Ludwig van Beethoven Fidelio op. 72 (concert version)
Conductor Claudio Abbado /
/ MAHLER CHAMBER ORCHESTRA / LUCERNE FESTIVAL ORCHESTRA / Florestan Jonas Kaufmann / Leonore Nina Stemme / Rocco Christof Fischesser / Marzelline Rachel Harnisch / Jaquino Christoph Strehl / Don Pizarro Falk Struckmann / Don Fernando Peter Mattei / Choir Arnold Schönberg Chor


Fidelio opens the LUCERNE FESTIVAL

“The best orchestra in the world” – that was how Le Monde referred to the MCO after the orchestra performed Beethoven’s Fidelio in April 2008 at the Teatro Real in Madrid under the direction of Claudio Abbado. The production, which also came to Baden-Baden, Ferrara, Reggio Emilia and Modena, was one of the most successful and most important opera projects in the history of the orchestra. In 2009, the production was awarded Italy’s Franco Abbiati music criticism prize with explicit praise for the “coherent and fascinating reading which gave meaning to every single facet of the many-layered score”. Abbado was honoured as conductor of the year by the German magazine Opernwelt, in particular for his interpretation of Fidelio.

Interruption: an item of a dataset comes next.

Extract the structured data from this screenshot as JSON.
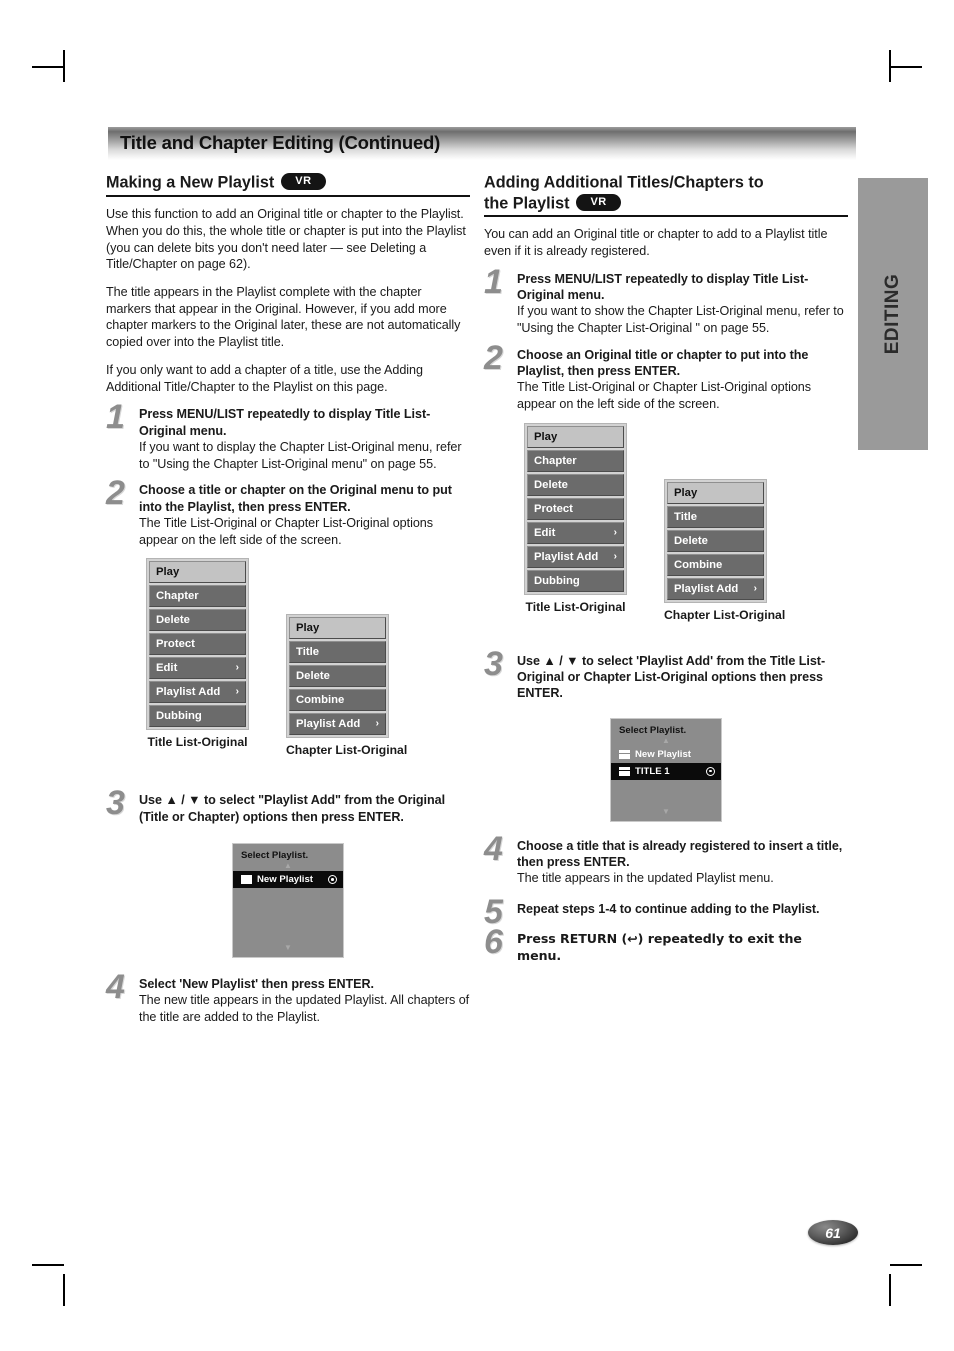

From the beginning, Claudio Abbado has called on the MCO to join him for particularly extraordinary projects: the MCO played when he interpreted Mozart’s Magic Flute for the first time in 2005, and in 2003 Abbado named the MCO as the core of his newly founded LUCERNE FESTIVAL ORCHESTRA (LFO).

In the summer of 2010, Fidelio will be featured on the programme of the LUCERNE FESTIVAL. Musical direction is once again in the hands of Claudio Abbado, and one again the Mahler Chamber Orchestra will play, this time in combination with the LUCERNE FESTIVAL ORCHESTRA. This will be the first time that the festival opens with a concert performance of an opera, and the high calibre cast of singers (Jonas Kaufmann, Nina Stemme, Christof Fischesser, Rachel Harnisch, Falk Struckmann and Peter Mattei) promises that the performance will be a festival highlight.

“Eros” is this year’s motto in Lucerne, and the festival programme explores the most famous love stories in the history of music. Beethoven’s only opera, Fidelio, a considerable source of headache for the composer during the many years of its creation, pays homage to a love that risks everything and, in the end, also wins everything. Love and fidelity to her husband allow Leonore to follow her path with conviction and give her the courage and the strength to free her beloved from captivity. Nothing can deter or delay her from her quest; even the confusion that arises from her disguise as a man never distracts her from her goal. And Florestan, about whom we learn neither the reason for his years of imprisonment nor the exact details of his relationship to his captor Pizzaro, experiences a vision of an angel in the form of his lover (or his lover in the form of an angel?) as he stands near to death by starvation and his senses are literally failing him. Erotic love takes hold in the duet in the second act, as Leonore and Florestan sing of the “unnameable joy” with which they embrace. Here, music is the expression of great passion. The tension that builds up slowly through the subtle orchestral accompaniment of the dialogue-heavy dungeon scene is released musically in triumphant, ecstatic emotions.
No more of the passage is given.